Our daughter who has gone from a public primary school has now started at a private high school.

Her mum disliked the local public high school and 100% of her friends went to the public school.

Thus far I could count on my hands and fingers the days we have had her at the new school.

When she is at school and can get her there she seems to cope well, according to teachers.

Getting her to school is the tough bit as getting her out of bed is impossible.

She dislikes the school and ultimately in my opinion is sabotaging the opportunity and ultimately wants to go to the school close by which has her friends in it.

We have had meetings with the school and year advisor and she basically is a mute in them meetings and doesn't communicate.

My partner is adamant that she sticks it out at this school, but it is causing much distress at home and making my partner very anxious and upset. To the point at which she can't function and starts to talk about leaving and not being present.

My thoughts seem to be that the simplest solution is to just pull her out of private and stick her in public but that logical choice seems almost absurd from my partner's perspective.

My partner just wants her to have the best possible education as do I but not at the expense of both their mental health.

When the child talks to me she basically says she hates the school, wants to go to the public one.

When the child talks with her mum she shuts down.

We have a long wait for professional help so I thought I would ask the audience for support.

Can anyone share a thought on some approaches to getting her to school or share some experiences?


When I talk with her, I get the main reason for not wanting to go to that school is not liking it there.

She doesn't really elaborate or goes into detail only repeats that she just doesn't like it there.

I really feel it is a sabotage attempt to get her way.

Both of them have been to counselling and it usually involved her mum doing all the talking and the daughter not saying a single word or acknowledging any part of the conversation.

We got her to go a half day yesterday and again this morning another flat out refusal.

We have had meetings at the school with year advisors where again, both Mum and the teacher do all the talking and the daughter doesn't say boo.

I feel the school are very helpful and understanding however they can only help once she is present.

We are in the process of getting professional help however the waitlist is incredibly long.



Dear @DownunderDad

I can hear what a difficult situation this is, and it sounds like you are feeling really stuck. It’s great that you have sought professional support, even if there will be a wait until you can see someone (unfortunately long waitlists are very common at the moment).

It sounds like one of the things which is making things difficult is that you and your partner have different ideas on the best way to solve things.
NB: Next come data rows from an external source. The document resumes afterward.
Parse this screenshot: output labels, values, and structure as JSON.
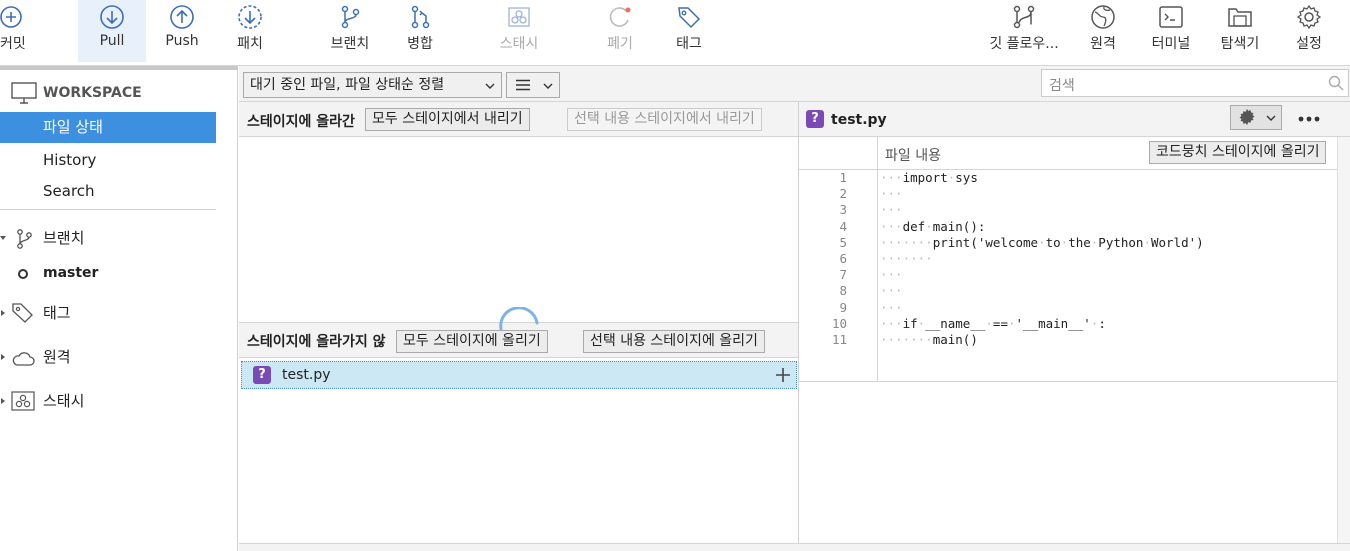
{
  "toolbar": {
    "commit": "커밋",
    "pull": "Pull",
    "push": "Push",
    "fetch": "패치",
    "branch": "브랜치",
    "merge": "병합",
    "stash": "스태시",
    "discard": "폐기",
    "tag": "태그",
    "gitflow": "깃 플로우...",
    "remote": "원격",
    "terminal": "터미널",
    "explorer": "탐색기",
    "settings": "설정"
  },
  "sidebar": {
    "workspace": "WORKSPACE",
    "file_status": "파일 상태",
    "history": "History",
    "search": "Search",
    "branches": "브랜치",
    "master": "master",
    "tags": "태그",
    "remotes": "원격",
    "stashes": "스태시"
  },
  "filter": {
    "sort_label": "대기 중인 파일, 파일 상태순 정렬",
    "view_icon": "list-icon",
    "search_placeholder": "검색"
  },
  "staged": {
    "header": "스테이지에 올라간",
    "unstage_all": "모두 스테이지에서 내리기",
    "unstage_selected": "선택 내용 스테이지에서 내리기"
  },
  "unstaged": {
    "header": "스테이지에 올라가지 않",
    "stage_all": "모두 스테이지에 올리기",
    "stage_selected": "선택 내용 스테이지에 올리기",
    "files": [
      {
        "name": "test.py",
        "status": "untracked"
      }
    ]
  },
  "diff": {
    "filename": "test.py",
    "section_label": "파일 내용",
    "stage_hunk": "코드뭉치 스테이지에 올리기",
    "lines": [
      {
        "n": "1",
        "text": "import sys"
      },
      {
        "n": "2",
        "text": ""
      },
      {
        "n": "3",
        "text": ""
      },
      {
        "n": "4",
        "text": "def main():"
      },
      {
        "n": "5",
        "text": "    print('welcome to the Python World')"
      },
      {
        "n": "6",
        "text": "    "
      },
      {
        "n": "7",
        "text": ""
      },
      {
        "n": "8",
        "text": ""
      },
      {
        "n": "9",
        "text": ""
      },
      {
        "n": "10",
        "text": "if __name__ == '__main__' :"
      },
      {
        "n": "11",
        "text": "    main()"
      }
    ]
  },
  "colors": {
    "accent": "#3d8fe0",
    "selection_bg": "#cde8f5",
    "untracked_badge": "#7a4bb5"
  }
}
This is not unusual, and of course from time to time partners have different perspectives, but, at the moment not being on the same page might be making it more difficult to communicate with your daughter. She’s at an age where having a reason for decisions and boundaries is really important for her to respect those boundaries, and if you and your wife aren’t able to explain the reasons why she is not able to transfer to a public school in a clear way, she is likely to continue to push for change.

If you and your partner can develop a shared understanding and agree on an approach it can also allow both of you to feel more supported.

From what you have said things are pretty overwhelming for your partner at the moment. These kinds of situations are really tough and it is common for parents to feel distress. Sometimes this distress can actually make it even harder to address the problems and communicate calmly with their teen (and partner), as well as impacting the parent’s quality of life. I’m not sure if the professional help you are seeking is for the family or your daughter as an individual, but I’d also suggest that your partner might want to look at individual support for herself as well, based on how you have described her level of distress. This would provide a space for her to be able to focus on her own emotional needs, and help her develop some strategies so she can feel less overwhelmed. Sometimes when a parent’s distress happens in the context of something which is happening with the child, they will focus on getting help for the child, and ignore individual help for themselves. I appreciate that there may well be delays in her seeing someone - in the meantime speaking to Parentline can be helpful, or a service like Beyondblue can help with strategies to manage anxiety.

It's great that you have been proactive in trying to find out what is happening and why your daughter doesn’t want to go to school. It can be frustrating to get a ‘don’t know’ response back - it’s actually pretty normal for teens to struggle to articulate why they don’t like something, particularly if they are feeling overwhelmed. She also may be reluctant to talk about it if she feels like any reason she gives will be used as part of an argument to convince her to go to school. Often in situations where there is a conflict between parents and a teen, communication can become tricky as the teen withdraws, and the parent tries harder to get information. This can create a bit of an unhelpful pattern, where the more the parent talks, the less willing the teen is to talk.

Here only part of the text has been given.